Of course, public sculpture parks often deal with the immemorial tension between a notion of the commons and monumentality. In other words: audience relations and crystallising events into sculpture. This park is no exception. It was initiated by art-partners, an independent art consultancy in Hong Kong, and presented by the Hong Kong Arts Centre, with support from H Queen's by Henderson Development Limited, and the Hong Kong Arts Development Council. The elaborate education programme that accompanied the Park's inauguration was primarily funded by The Hong Kong Jockey Club Charities Trust, one of the largest charities in the world funded largely by their monopoly on gambling; it included speakers such as Alyssa Nitchun from Creative Time, and Timothy Calnin from Tai Kwun Centre for Heritage and Art.
Up for a limited duration of six weeks, the sculpture park was set up for late March, when Art Basel descends upon the city. The timing is hard to ignore given its association with a market-driven internationalism that pays special care to reflect the local context in order to avoid accusations of neo-colonialism. Of the nineteen artists included in this presentation, eight are represented by galleries based in or with a space in Hong Kong, who also provided support for the exhibition, with three of these artists represented by galleries outside of Hong Kong, who also supported the sculpture park, and will be showing at this year's Art Basel in Hong Kong.
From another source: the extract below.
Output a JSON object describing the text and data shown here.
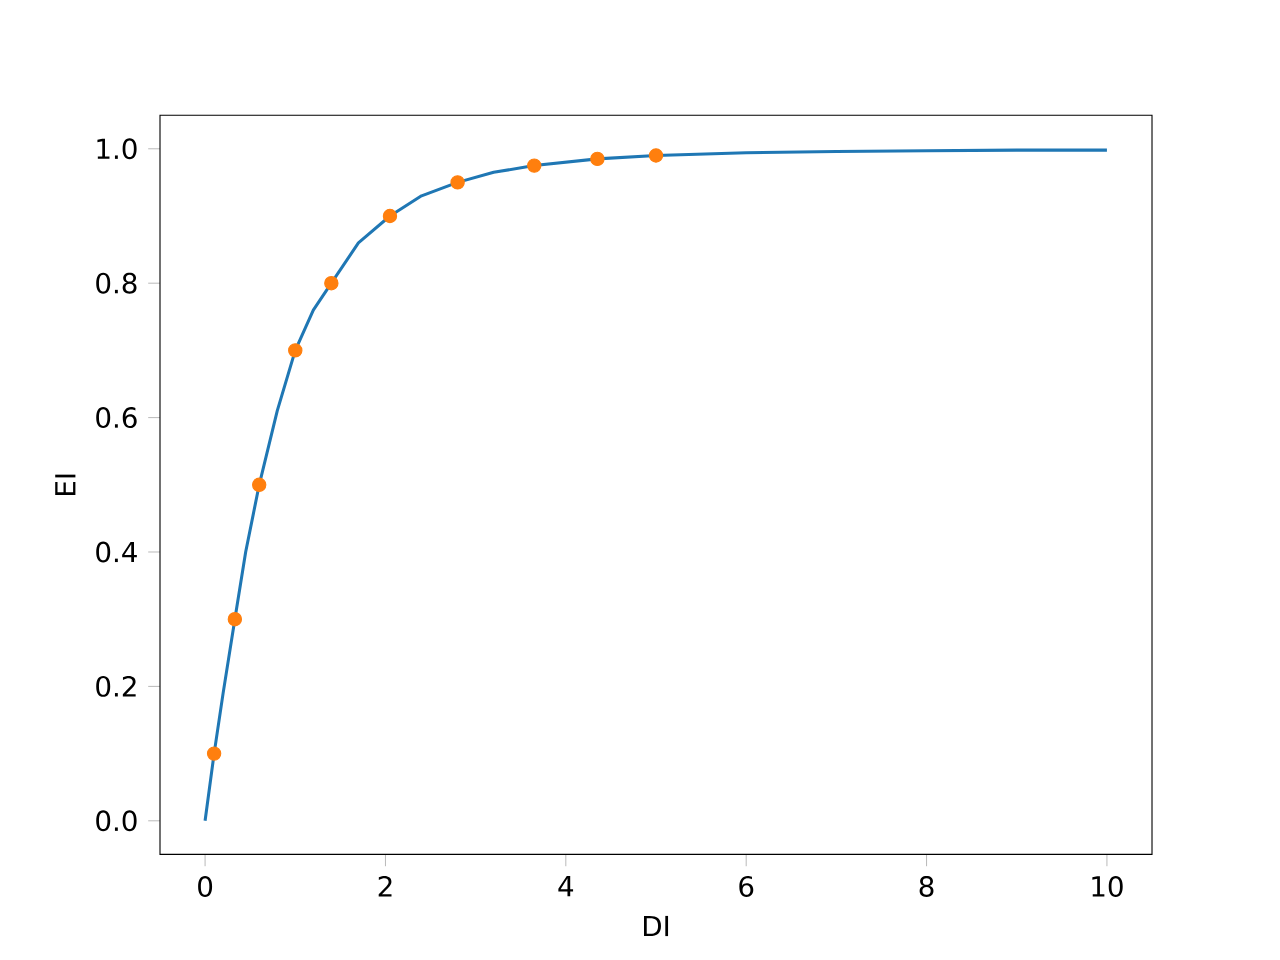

Exceptions include Mark Wallinger, who is represented by Hauser & Wirth but is being supported here by the British Council, Yayoi Kusama, whose work is supported by the Yageo Foundation, and all five Hong Kong artists that were included.
Taken as a whole, then, the Harbour Arts Sculpture Park offers a narrative that reflects Hong Kong's reality, from its architectural and financial infrastructures to the city's ever-changing political present, not to mention its ongoing negotiation with an international art world trying to make its mark on a city already filled with them.